Rs17005877, is an intergenic variant of chromosome 12 that was only significant in the first model. It is located between PAWR and PPP1R12A genes and its association with CAD has never been reported before. PAWR, located 72.6 kb upstream of rs17005877, is responsible for the regulation WT1 pro-apoptotic pathway involved in cardiovascular differentiation and disease [39]. PPP1R12A, located 9.7 kb downstream of rs17005877, is involved in the expression of light-chain myosin phosphatase. This protein belongs to the family of myosin targeting subunit (MYPT), which is involved in the regulation of light chain myosin phosphatase recently implicated in the aberrant contractility associated with atherosclerosis [40,41,42].

The young age at diagnosis was used to stratify the patient population and to investigate the factors that may have a link with early onset CAD. The third model identified four novel CAD susceptibility SNPs. The first, rs6778944 is an intergenic variant on chromosome 3, 44 kb away from a pseudo-gene, RNU6-348P, not previously reported in CAD patients. The second, rs12593069 on chromosome 15, is intronic to PCSK6. PCSK6 is involved in lipid metabolism and variations in this gene have been previously associated with atherosclerosis [43]. PCSK9, another gene of the same family, has been reported in several GWAS as significantly associated with hyper-LDL-cholesterolemia in CAD [13, 37, 43]. The third SNP, rs785529 on chromosome 8, is 60 kb away from DLC1, a gene responsible for Rho-GTPase activity and has a high expression in fat tissues [44]. DLC1 was recently linked to congenital heart disease in the Chinese population [45]. In addition, the general functions of Rho-GTPase are closely related to cardiovascular disease in the context of vessel contraction, oxidative stress, and inflammation and is being targeted as a potential treatment for the general cardiovascular disease [46, 47]. The last significant SNP in our model, rs2343305 on chromosome 10, is an intronic variant of TSPAN14. This tetraspanin gene has its highest expression in fat tissues and is related to the platelet interaction with endothelial cells. It may interact with the inflammatory pathway of atherosclerosis, which has a major role in CAD, but was never previously reported as directly associated with the disease [44, 48].

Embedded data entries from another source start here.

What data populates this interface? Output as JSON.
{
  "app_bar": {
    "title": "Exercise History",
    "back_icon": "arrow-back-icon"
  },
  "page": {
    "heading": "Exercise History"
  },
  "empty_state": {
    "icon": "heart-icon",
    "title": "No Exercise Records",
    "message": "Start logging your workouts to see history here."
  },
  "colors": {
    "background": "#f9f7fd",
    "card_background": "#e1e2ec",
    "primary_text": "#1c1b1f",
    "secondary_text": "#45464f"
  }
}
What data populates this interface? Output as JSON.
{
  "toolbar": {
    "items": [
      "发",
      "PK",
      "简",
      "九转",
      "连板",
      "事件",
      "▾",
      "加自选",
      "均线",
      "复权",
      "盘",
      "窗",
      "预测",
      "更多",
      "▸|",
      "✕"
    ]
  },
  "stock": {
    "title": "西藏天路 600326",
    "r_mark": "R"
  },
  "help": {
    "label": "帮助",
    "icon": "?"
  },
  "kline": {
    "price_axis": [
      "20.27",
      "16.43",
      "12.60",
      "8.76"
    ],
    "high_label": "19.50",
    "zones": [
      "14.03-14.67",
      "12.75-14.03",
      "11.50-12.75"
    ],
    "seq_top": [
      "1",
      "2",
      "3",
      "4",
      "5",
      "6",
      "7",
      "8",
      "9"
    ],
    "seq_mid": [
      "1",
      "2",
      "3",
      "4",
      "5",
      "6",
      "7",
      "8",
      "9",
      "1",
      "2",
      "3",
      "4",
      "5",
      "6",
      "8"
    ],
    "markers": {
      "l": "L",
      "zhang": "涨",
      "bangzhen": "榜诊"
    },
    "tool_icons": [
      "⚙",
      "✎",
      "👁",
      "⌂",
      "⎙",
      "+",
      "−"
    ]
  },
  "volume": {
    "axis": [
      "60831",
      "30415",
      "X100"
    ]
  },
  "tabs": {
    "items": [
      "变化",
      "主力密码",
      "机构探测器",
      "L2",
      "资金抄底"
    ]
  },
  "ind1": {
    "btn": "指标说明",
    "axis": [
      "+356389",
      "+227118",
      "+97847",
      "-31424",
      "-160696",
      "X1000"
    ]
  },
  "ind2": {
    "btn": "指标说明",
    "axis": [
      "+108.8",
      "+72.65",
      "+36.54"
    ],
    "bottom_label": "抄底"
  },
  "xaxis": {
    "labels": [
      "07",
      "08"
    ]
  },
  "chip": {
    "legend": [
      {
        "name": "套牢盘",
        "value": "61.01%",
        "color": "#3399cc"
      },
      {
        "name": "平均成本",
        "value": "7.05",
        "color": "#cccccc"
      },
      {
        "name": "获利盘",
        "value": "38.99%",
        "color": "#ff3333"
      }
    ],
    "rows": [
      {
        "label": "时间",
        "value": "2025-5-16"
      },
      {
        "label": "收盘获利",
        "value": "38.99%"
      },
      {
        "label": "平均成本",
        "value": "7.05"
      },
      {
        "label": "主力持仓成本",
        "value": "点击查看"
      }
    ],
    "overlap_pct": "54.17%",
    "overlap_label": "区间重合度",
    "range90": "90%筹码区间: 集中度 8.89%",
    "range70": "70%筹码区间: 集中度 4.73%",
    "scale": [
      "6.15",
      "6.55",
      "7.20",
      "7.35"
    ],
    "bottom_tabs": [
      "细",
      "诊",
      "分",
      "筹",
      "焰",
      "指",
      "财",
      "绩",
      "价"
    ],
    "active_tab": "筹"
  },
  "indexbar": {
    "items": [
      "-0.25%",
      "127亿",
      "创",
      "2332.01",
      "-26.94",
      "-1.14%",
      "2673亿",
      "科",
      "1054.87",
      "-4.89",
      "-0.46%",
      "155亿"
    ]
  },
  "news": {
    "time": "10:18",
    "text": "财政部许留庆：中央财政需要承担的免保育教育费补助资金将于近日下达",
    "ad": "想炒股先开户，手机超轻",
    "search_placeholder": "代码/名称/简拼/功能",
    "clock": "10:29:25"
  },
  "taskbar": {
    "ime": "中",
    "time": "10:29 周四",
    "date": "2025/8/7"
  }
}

In our population, stratification validated the importance of YADCAD and helped us elaborate on the uniqueness of this stratification showing distinctive epidemiological factors and loci for sever CAD. The replication of the association with different factors showed variations in the genes correlated to the severe phenotype of the disease.

Overall, the significant SNPs for severe CAD in young population analysis revealed new loci related to the disease, some of which were part of gene families already mentioned in the CAD literature namely lipid metabolism, atherosclerosis-related inflammation.

Conclusion

This study evaluated the difference in affected CAD population by the age of onset both in epidemiological determinants and in genome-wide variations. Young age CAD patients should be considered separately as epidemiological determinants for the disease vary and even genomic relations differ. Continued exploration of clinical presentations and genetic variations is required to understand better the distinctiveness of young age CAD, and the public health community should adapt treatment and prevention to younger populations and their specific risk factors compared to the general population.